Administration order not made on contingent creditor's application
The wide breadth of discretion granted to the courts in deciding whether to make an administration order was demonstrated recently in Re VST Enterprises Ltd (2021 EWHC 887 Ch). In this case there had been a previous dispute between the parties, VST and IDS, which was concluded by settlement agreement. By clause 2 of that agreement, IDS had waived their right to present a winding-up petition and could only enforce the terms of the settlement agreement.
VST had paid two out of three instalments due; the third would only be payable once VST received further funding of £1 million. This had not happened by the time of the hearing. In addition, IDS had brought separate winding-up proceedings petition on the basis that the court should exercise its discretion to permit an investigation of VST's affairs. VST argued, amongst other things, that the funding it was still seeking would be unlikely to be secured in an administration and it would be unjust for an administration order to be made where overlapping issues were live in the winding up petition.

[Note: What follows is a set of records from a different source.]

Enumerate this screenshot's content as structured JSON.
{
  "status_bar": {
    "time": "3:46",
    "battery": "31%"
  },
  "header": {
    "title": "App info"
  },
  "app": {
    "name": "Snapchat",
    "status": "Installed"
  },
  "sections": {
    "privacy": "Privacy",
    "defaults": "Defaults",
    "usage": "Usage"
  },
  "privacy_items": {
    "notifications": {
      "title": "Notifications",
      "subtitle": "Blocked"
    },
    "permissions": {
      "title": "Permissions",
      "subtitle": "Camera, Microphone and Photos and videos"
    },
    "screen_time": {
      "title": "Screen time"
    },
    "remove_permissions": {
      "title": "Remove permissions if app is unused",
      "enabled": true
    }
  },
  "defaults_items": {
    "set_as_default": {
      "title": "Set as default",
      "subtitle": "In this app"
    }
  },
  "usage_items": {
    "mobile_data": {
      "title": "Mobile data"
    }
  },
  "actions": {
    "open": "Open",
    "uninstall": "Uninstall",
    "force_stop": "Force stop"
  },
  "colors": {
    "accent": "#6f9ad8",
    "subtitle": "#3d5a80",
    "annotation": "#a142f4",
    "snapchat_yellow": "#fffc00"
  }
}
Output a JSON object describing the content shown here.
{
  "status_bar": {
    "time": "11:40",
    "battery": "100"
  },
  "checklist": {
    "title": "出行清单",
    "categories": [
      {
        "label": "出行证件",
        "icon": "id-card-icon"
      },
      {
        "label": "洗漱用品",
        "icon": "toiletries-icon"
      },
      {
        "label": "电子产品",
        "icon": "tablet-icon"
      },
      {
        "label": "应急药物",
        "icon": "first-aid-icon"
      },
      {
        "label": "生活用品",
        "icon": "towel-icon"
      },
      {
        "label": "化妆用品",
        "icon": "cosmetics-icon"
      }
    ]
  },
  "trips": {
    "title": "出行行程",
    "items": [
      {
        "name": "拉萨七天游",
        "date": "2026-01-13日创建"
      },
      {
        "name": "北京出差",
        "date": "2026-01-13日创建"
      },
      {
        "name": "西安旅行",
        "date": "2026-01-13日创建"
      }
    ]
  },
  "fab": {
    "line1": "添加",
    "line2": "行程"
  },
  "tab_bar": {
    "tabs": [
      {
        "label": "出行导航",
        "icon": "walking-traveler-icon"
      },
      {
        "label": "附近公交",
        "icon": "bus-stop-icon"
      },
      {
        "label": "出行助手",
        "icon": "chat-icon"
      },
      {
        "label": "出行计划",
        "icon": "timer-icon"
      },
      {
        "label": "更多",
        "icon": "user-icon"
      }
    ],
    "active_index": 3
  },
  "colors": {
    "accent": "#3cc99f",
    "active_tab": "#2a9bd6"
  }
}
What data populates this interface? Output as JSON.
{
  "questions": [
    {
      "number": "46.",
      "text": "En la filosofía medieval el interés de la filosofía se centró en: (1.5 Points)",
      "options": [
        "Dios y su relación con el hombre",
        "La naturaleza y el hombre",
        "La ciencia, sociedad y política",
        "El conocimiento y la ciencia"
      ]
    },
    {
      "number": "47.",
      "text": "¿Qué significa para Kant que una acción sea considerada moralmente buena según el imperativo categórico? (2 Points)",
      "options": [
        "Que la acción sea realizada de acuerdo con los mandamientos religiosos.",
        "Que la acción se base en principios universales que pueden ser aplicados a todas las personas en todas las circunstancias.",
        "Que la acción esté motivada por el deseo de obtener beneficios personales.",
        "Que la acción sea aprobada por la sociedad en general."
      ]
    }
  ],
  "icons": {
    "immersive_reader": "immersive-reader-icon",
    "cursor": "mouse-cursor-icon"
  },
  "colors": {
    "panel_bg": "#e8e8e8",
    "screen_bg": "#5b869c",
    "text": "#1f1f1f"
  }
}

Whilst it was clear VST was balance sheet insolvent, the court held it was not appropriate to exercise its discretion and did not make an administration order. It placed great significance on the fact it "offended against clause 2", but was reluctant to find that the petition was an abuse of process. The court concluded that an administration order should not be based on a contingent liability, although the nature of the debt did not prevent IDS from having standing to bring the application.
The case evidences the high bar set by Re Maud (2015 EWHC 1626 Ch) for examples of where creditors can be found to have used a petition to put undue pressure on a debtor or gain some collateral advantage and that the same applies to administration orders. Creditors should be aware that terms of settlement may lead to them later being prevented from seeking a winding-up order or administration order.